Thousands of Deportation Cases Closed under Prosecutorial Discretion

The National Journal reported that a federal initiative that asked immigration authorities to focus their attention on immigrants convicted of crimes has resulted in the closure of more than 2,500 immigration cases nationwide between August and the end of March, according to a recent analysis of federal records. Last August, the White House asked the Department of Homeland Security and the Department of Justice to prioritize which immigration cases to prosecute, focusing on people who had been convicted of a crime, rather than going forward with deportation proceedings against those living in the country illegally but posing little threat to public or national safety, like illegal immigrants brought to the country as children and the spouses of active military personnel.
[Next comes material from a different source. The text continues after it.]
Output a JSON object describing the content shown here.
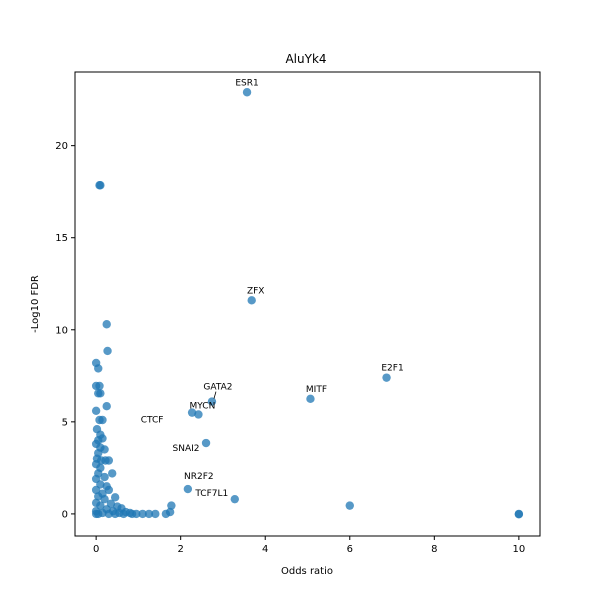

On Friday, the Transactional Records Access Clearinghouse at Syracuse University released a report showing that of the 2,609 cases closed, some 650 were terminated by a judge. In these cases, Immigration and Customs Enforcement agreed, via an exercise of prosecutorial discretion, that the government did not have valid grounds to deport the individual. The remaining three quarters, 1,959 cases, were administratively closed by a judge. These administrative closures effectively placed the cases on hold without a final resolution, allowing individuals to stay in the country at least temporarily, according to TRAC. The immigration court in Baltimore closed the most cases — 230 since August. Courts in Los Angeles and New York City followed, closing 218 and 207 cases respectively. Among courts with a significant backlog of cases, the immigration court in Detroit closed the greatest share of cases under the initiative. Nearly 6 percent of the 2,815 backlogged cases were closed, the report said. The immigration court in Portland, Ore., followed, closing nearly 5 percent of its backlog of 2,151 cases by the end of March.